When Gordon Lightfoot decided to record his first live album, Sunday Concert, it was only appropriate that it should be captured in his home country of Canada, where his singular talent had been nurtured before his international breakthrough. It arrived at an important staging post, as his final album for United Artists, before his departure for Warner Brothers and released just two months before the end of the 1960s.
The setting was Toronto’s Massey Hall, a venue at which Lightfoot’s prodigious talent had long been admired and celebrated. The performance was recorded there in March 1969, a few months after the appearance of his fourth studio LP, The Way I Feel, and produced, like that set, by Elliot Mazer.
Red Haynes was again his sideman on lead acoustic guitar, but this time the bass role went not to John Stockfish but to Rick Haynes. The great lensman Jim Marshall took the photography, as Lightfoot delivered a set featuring favorites and new, previously unrecorded songs.
He played early numbers such as “Canadian Railroad Trilogy” and, in a medley, “I’m Not Sayin'” and “Ribbon Of Darkness,” alongside fresh compositions such as “The Lost Children,” “Ballad of the Yarmouth Castle,” and “Leaves of Grass.” Billboard called it “a well balanced program of the familiar and the new.” The song about the Yarmouth Castle was based on the true story of a luxury liner that had caught fire and sunk in 1965, en route from Miami to Nassau, killing 88 passengers and two crew. The theme of maritime disaster preempted Lightfoot’s return to a similar subject on one of his best-loved narratives, 1976’s “The Wreck of the Edmund Fitzgerald.”
In his Songbook liner notes, the composer wrote: “On Sunday Concert we combined two early songs, partly to save a little time in concert. ‘I’m Not Sayin’’ was probably the better of the two, and ‘Ribbon Of Darkness’ was a #1 country hit for Marty Robbins. ‘I’m Not Sayin’’ is about noncommitment, and a little bit of that sexist thing comes into play here.
“‘Ribbon Of Darkness’ is about the demise of the relationship,” he went on. “The two of them go well together, with the first song being about a man telling a woman it’s my way or the highway, and in the second song she’s left and he’s licking his wounds. Pride cometh before the fall.”
Further covers of Lightfoot’s ever-expanding songbook emerged regularly, by the Irish Rovers, Connie Smith, Harry Belafonte, and others – as did, in the fall, a further measure of his Canadian preeminence in the LP The Gordon Lightfoot Instrumental Songbook, by the Neil Chotem Orchestra. He was also the toast of Liberty/United Artists’ London conference, at which he was pictured in a June edition of Cash Box with the company’s UK chart-topper Peter Sarstedt.

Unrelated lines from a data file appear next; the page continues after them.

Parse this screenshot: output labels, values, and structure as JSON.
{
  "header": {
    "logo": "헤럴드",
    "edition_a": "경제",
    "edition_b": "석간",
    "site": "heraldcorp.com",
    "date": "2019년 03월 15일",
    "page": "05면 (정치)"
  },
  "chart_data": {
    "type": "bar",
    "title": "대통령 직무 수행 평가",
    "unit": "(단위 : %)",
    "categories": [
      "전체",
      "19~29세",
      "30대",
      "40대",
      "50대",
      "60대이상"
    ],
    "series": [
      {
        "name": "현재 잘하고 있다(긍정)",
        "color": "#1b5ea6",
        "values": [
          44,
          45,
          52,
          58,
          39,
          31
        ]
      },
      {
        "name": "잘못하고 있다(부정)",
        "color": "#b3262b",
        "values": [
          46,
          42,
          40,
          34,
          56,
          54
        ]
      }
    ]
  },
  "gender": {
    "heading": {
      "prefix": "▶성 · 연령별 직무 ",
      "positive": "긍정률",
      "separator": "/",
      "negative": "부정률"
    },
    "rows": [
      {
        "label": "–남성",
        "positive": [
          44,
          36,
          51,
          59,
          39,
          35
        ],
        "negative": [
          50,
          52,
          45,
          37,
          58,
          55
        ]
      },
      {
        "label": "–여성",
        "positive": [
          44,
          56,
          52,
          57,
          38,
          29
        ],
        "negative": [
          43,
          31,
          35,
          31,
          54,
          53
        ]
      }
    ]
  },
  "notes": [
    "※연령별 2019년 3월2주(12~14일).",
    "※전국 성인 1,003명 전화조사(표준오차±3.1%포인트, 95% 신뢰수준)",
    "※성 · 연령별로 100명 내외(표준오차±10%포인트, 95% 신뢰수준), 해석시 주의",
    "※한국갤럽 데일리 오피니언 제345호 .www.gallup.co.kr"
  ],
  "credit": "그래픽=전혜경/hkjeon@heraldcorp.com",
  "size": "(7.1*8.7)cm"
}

As the album was released in October 1969, Lightfoot was treading the boards as ever, for example breaking the attendance record, previously held by Belafonte, with three shows at Centennial Concert Center in Winnipeg. Then, in Billboard’s November 15 issue, Sunday Concert became his first album to enter the Top LPs chart, climbing to No.143 in a six-week stay. It was a Top 5 success in Canada. By the end of the month, Billboard was reporting “capacity crowds in every city” on his nationwide US tour, with “The Lost Children” and “Ballad of the Yarmouth Castle” gaining the most airplay from the live record.
Read more about Gordon Lightfoot’s early albums here.
As the decade ended, news was revealed of Lightfoot’s signing to Warner’s Reprise label. “We think Lightfoot will be as big in the United States as he is in Europe and Canada,” label manager Mo Ostin told the trade press, as the company launched a major artist drive that also included the signings of Ella Fitzgerald, Dion, Fats Domino, and Herbie Hancock.
Lightfoot, who had already laid down 15 tracks for his new paymasters by December, was, said Ostin, “another strong example of Canada’s resources of contemporary music talent for the international market.” The prediction proved accurate, and even brighter lights lay ahead.